Подпоручик Винокуров явился в штаб и вызвался лететь на поиски. Разрешение было дано, но к вечеру Винокуров возвратился ни с чем. Он выпил в собрании лишку и поздно вечером был обнаружен в слезах: Винокуров безутешно рыдал, сидя на скамейке возле здания штаба, и на все уверения в том, что “все хорошо”, отвечал одно:
“Это моя мысль была – поспорить на Мухина; и вот теперь человек погиб!”
Кое-как удалось уговорить его лечь спать. Наутро Винокуров старался не вспоминать своих речей; однако общее настроение с того дня совершенно переломилось. Мы всерьез начали считать Мухина погибшим.
Наступление на Шринхар планировалось с учетом тех данных, которые у нас имелись. Первая колоннадолжна была двинуться через пустыню на север, оставляя оазис Клай слева. Мятежники не успели добраться до Клая, так что к услугам армии были четыре колодца по меньшей мере. Второй колонне предстояло идти на северо-запад, минуя другой оазис, Сантрой; здесь обстояло чуть менее благополучно, но все же мы надеялись на свободный проход.
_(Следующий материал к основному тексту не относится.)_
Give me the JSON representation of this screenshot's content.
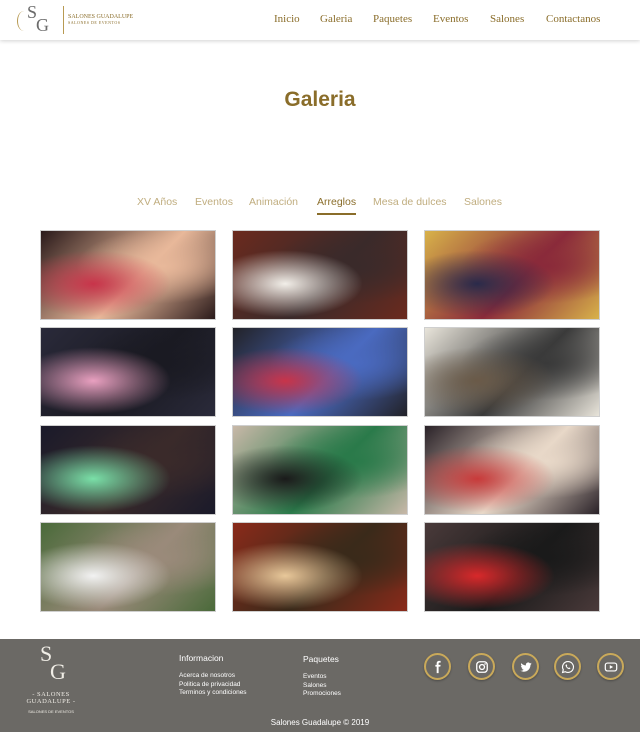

За день до выступления наши ближние разведчики встретили в пустыне, в полудне пути от расположения полка, диких варучан. С “ватрушками” не стали ни разговаривать, ни церемониться, поскольку с первого взгляда увидели, что это враги. Их лица были раскрашены синим, красные вертикальные полосы рассекали щеки и лоб, а одежды нарочно были изорваны и свисали клочьями. Оба были босы – еще один признак враждебности намерений. Варучане считают, что босой человек не может долго стоять на раскаленном песке, поэтому, сняв обувь, варучанский воин показывает свою готовность бежать вперед.